Matteo Jorgenson e Wilco Kelderman hanno avuto il via libera dalla squadra per andare a conquistare la tappa, ma di fronte ad uno straordinario Tadej Pogacar, i loro piani sono saltati nel finale. Lo statunitense della Visma-Lease a Bike fino alla fine ha lottato per la vittoria, ma quando mancavano 3 chilometri al traguardo, alla radiolina avevano comunicato che Pogacar si stava avvicinando. Jorgenson ha subito avuto un cattivo presentimento, che poi si è rivelato reale: lo sloveno con estrema facilità lo ha superato condannandolo al secondo posto e andando a conquistare la sua quarta vittoria in questa Grand Boucle.


«Non credo che dovrei essere troppo deluso, ma c’è una sola persona che domina la corsa in questo momento. Sono arrivato così vicino alla vittoria... Questo Tour e io abbiamo un rapporto piuttosto brutto. Mi avvicino al successo e faccio del mio meglio, ma purtroppo... non va».

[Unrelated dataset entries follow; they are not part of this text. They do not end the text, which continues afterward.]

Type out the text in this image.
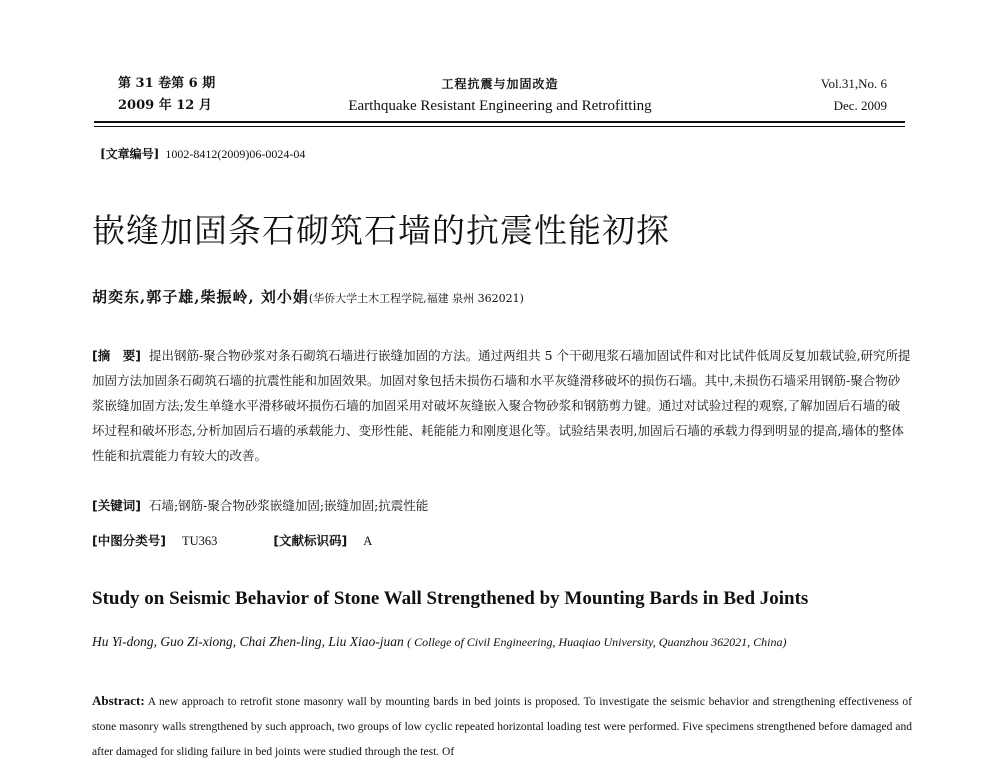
第 31 卷第 6 期
2009 年 12 月
工程抗震与加固改造
Earthquake Resistant Engineering and Retrofitting
Vol.31,No. 6
Dec. 2009
[文章编号] 1002-8412(2009)06-0024-04
嵌缝加固条石砌筑石墙的抗震性能初探
胡奕东,郭子雄,柴振岭, 刘小娟(华侨大学土木工程学院,福建 泉州 362021)
[摘　要] 提出钢筋-聚合物砂浆对条石砌筑石墙进行嵌缝加固的方法。通过两组共 5 个干砌甩浆石墙加固试件和对比试件低周反复加载试验,研究所提加固方法加固条石砌筑石墙的抗震性能和加固效果。加固对象包括未损伤石墙和水平灰缝滑移破坏的损伤石墙。其中,未损伤石墙采用钢筋-聚合物砂浆嵌缝加固方法;发生单缝水平滑移破坏损伤石墙的加固采用对破坏灰缝嵌入聚合物砂浆和钢筋剪力键。通过对试验过程的观察,了解加固后石墙的破坏过程和破坏形态,分析加固后石墙的承载能力、变形性能、耗能能力和刚度退化等。试验结果表明,加固后石墙的承载力得到明显的提高,墙体的整体性能和抗震能力有较大的改善。
[关键词] 石墙;钢筋-聚合物砂浆嵌缝加固;嵌缝加固;抗震性能
[中图分类号] TU363	[文献标识码] A
Study on Seismic Behavior of Stone Wall Strengthened by Mounting Bards in Bed Joints
Hu Yi-dong, Guo Zi-xiong, Chai Zhen-ling, Liu Xiao-juan ( College of Civil Engineering, Huaqiao University, Quanzhou 362021, China)
Abstract: A new approach to retrofit stone masonry wall by mounting bards in bed joints is proposed. To investigate the seismic behavior and strengthening effectiveness of stone masonry walls strengthened by such approach, two groups of low cyclic repeated horizontal loading test were performed. Five specimens strengthened before damaged and after damaged for sliding failure in bed joints were studied through the test. Of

Jorgenson ha avuto un’ottima stagione e a 25 anni compiuti da poco vanta già la vittoria finale alla Parigi-Nizza, il successo ad Attraverso le Fiandre e un secondo posto al Delfinato. In questo Tour ha ottenuto invece tre piazzamenti nei primi 10 e tra questi c’è il settimo posto nella prova a cronometro e il secondo di oggi a Isola 2000.

Lo statunitense della Visma-Lease a Bike sperava nel successo di tappa, ma nel finale non aveva più niente da dare e quando Pogacar è arrivato, la resa è stata inevitabile.

«Nel finale pensavo solo al dolore delle mie gambe. Ho dato il massimo che potevo dalla valle alla vetta. Mentre salivo non stavo pensando a niente e nessuno, né al ritmo o altro. A dire il vero, quando ho sentito che Pogacar sarebbe arrivato negli ultimi tre chilometri avevo già una brutta sensazione. Quando mi ha superato sapevo che  se avessi seguito la sua ruota mi avrebbe comunque battuto».